7 Kisah di Balik Jendela

Ravistara
Chapter #8

Extra Part: Atelier 4 Musim

“Pengetahuan adalah jendela ke mana saja.”

  Seorang gadis bermata jeli seperti lelehan madu menyapukan kuasnya dengan cekatan ke atas sebuah kanvas seukuran dinding besar. Bolak-balik ia naik turun untuk menggeser tangga bambu, beralih dari satu titik ke titik lainnya. Pekerjaan ini nyaris terasa mustahil untuk diselesaikan dalam satu malam. Dan kesulitan itu harus ditambah lagi dengan seorang wanita yang mondar-mandir memeriksa kemajuan proses lukisan yang sedang ia kerjakan. Nyonya Amrita, nama wanita itu, sekaligus pemilik bangunan megah tempatnya tinggal sekarang. Sebuah pesanggrahan indah di tengah hutan dekat danau.

“Andara, apa kaupikir burung kolibri di tangkai bunga itu terlihat mati? Aku ingin melihat sayapnya mengepak seolah-olah ia hidup.”

Gadis seniman itu menghela napas dalam. Ini sudah ke sekian kalinya Nyonya Amrita memberi sebuah saran yang terdengar halus tapi merepotkan baginya. Wanita ini mengkritiknya dengan sopan, tapi apa yang ia minta dengan menghidupkan lukisan itu terasa mustahil.

“Kecepatan kepakan seekor kolibri bisa sampai dua ratus kali per detik, Nyonya. Dalam kondisi normal, kita tak bisa melihatnya dengan jelas. Jika Anda mau, saya bisa membaurkan efek gerakannya, tapi itu berarti sayapnya akan tampak samar.” Andara memberikan pilihan bijak. Nyonya Amrita berpikir sejenak. “Lakukan sesukamu saja jika begitu.”

Hm, waktunya yang berharga habis untuk disela oleh beberapa komentar dari wanita ini kemudian. Untunglah ia cukup sabar melayani permintaan Nyonyanya ini yang banyak sekali. Namun, waktunya tak cukup banyak untuk meladeni semua.

“Kapan lukisan ini akan selesai, Andara?” Pertanyaan itu terdengar sudah tak sabar dan penuh semangat.

“Berikan waktu bagi saya semalam suntuk. Nyonya silakan tidur dengan nyenyak dan tinggal melihat hasilnya besok,” janji Andara untuk meyakinkan, walaupun dalam hatinya ada sedikit gamang. Dengan kecepatannya sekarang, ia mungkin tak bisa tidur malam ini. Dan matahari telah tenggelam sejak beberapa waktu yang lalu. Nyonya Amrita menawarinya makan malam, tapi Andara lebih memilih untuk menyantap kue ketannya sambil terus melukis dan berkutat di depan kanvas.

“Baiklah.” Nyonya Amrita menyerah dan menguap. Tampaknya wanita itu mulai mengantuk, lalu pamit. Itu artinya keadaan menjadi lebih tenang dan Andara akan bisa menikmati kesyahduan melukisnya tanpa gangguan lagi.

Hari sudah menjelang larut malam, Andara bekerja sangat keras untuk menuangkan sebuah kreasi indah di atas kanvas, tapi kali ini pikirannya seakan buntu.
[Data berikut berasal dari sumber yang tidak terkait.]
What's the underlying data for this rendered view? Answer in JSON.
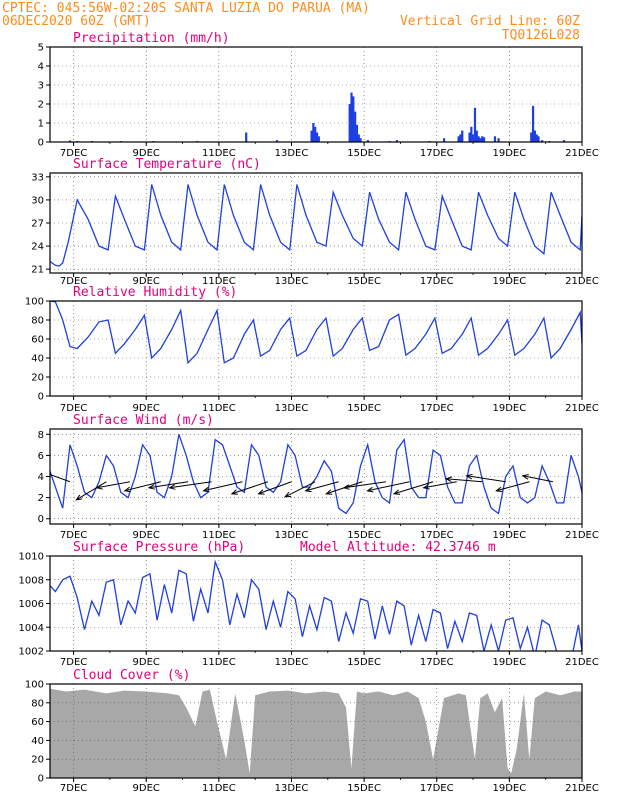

Permintaan Nyonya Amrita sebelumnya untuk dibuatkan lukisan empat musim mulai terasa mustahil bagi gadis itu. Bagaimana ia bisa menjabarkan sesuatu yang belum pernah ia lihat dan rasakan? Andara tidak pernah berkunjung ke negara empat musim sebelumnya!
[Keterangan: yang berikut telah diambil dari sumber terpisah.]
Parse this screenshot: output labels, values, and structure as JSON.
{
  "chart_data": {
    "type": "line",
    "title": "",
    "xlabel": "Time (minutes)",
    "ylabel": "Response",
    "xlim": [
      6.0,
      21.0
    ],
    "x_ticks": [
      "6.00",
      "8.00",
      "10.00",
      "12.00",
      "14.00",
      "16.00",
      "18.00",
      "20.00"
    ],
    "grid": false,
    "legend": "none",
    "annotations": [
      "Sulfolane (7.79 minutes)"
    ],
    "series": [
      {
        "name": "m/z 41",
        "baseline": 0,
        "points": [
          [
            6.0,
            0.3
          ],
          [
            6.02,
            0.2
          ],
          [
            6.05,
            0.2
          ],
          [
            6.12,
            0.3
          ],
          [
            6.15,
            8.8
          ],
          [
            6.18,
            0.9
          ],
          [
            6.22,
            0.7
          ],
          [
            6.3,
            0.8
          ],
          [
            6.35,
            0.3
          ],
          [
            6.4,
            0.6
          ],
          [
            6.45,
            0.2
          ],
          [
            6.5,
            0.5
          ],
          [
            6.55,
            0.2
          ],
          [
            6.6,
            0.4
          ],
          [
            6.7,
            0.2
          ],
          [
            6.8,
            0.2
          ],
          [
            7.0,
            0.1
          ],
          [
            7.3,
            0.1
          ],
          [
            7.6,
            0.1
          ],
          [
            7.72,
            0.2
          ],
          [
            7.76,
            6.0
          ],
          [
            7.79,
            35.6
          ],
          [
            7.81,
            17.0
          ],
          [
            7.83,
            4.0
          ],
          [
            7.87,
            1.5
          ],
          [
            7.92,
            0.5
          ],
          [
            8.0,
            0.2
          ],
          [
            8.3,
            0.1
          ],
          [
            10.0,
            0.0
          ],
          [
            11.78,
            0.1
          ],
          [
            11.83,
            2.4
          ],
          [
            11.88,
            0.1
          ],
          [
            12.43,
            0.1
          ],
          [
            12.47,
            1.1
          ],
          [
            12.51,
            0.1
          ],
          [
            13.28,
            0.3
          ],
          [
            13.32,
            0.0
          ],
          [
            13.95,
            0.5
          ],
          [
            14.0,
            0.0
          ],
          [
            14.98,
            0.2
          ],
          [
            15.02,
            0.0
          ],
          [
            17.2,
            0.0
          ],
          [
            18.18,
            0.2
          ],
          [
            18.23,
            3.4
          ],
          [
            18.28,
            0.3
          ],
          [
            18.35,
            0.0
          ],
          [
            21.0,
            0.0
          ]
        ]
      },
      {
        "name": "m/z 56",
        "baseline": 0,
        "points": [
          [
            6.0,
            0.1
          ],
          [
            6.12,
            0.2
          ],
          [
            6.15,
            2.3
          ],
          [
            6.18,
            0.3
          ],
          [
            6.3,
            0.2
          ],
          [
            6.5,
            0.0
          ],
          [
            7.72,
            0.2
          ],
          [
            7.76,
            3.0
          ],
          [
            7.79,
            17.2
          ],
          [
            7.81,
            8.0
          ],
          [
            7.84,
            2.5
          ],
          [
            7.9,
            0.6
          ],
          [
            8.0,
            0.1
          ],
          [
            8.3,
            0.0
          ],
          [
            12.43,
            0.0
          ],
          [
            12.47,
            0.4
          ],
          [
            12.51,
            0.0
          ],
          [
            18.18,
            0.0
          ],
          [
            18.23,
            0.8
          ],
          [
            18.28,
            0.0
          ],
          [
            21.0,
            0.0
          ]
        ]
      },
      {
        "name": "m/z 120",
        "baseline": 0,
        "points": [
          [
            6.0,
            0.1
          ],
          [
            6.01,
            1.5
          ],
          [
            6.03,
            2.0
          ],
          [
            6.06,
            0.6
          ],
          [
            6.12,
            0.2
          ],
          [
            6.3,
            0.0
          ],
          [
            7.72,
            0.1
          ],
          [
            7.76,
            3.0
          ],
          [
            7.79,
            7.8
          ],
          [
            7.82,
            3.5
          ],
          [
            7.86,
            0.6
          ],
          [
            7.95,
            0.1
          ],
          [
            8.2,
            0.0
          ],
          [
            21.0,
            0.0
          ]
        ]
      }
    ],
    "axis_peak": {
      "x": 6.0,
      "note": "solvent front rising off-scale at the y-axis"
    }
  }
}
Dan cobaan untuknya tak berhenti sampai di situ. Seduhan kunyit yang ia gunakan untuk membuat rona jingga pada daun musim gugur dan matahari senja tumpah mengotori kanvas. Selarik cahaya benderang dari jendela yang terbuka menerpa lukisan setengah jadinya. Andara menghela napas, ia butuh rehat sejenak.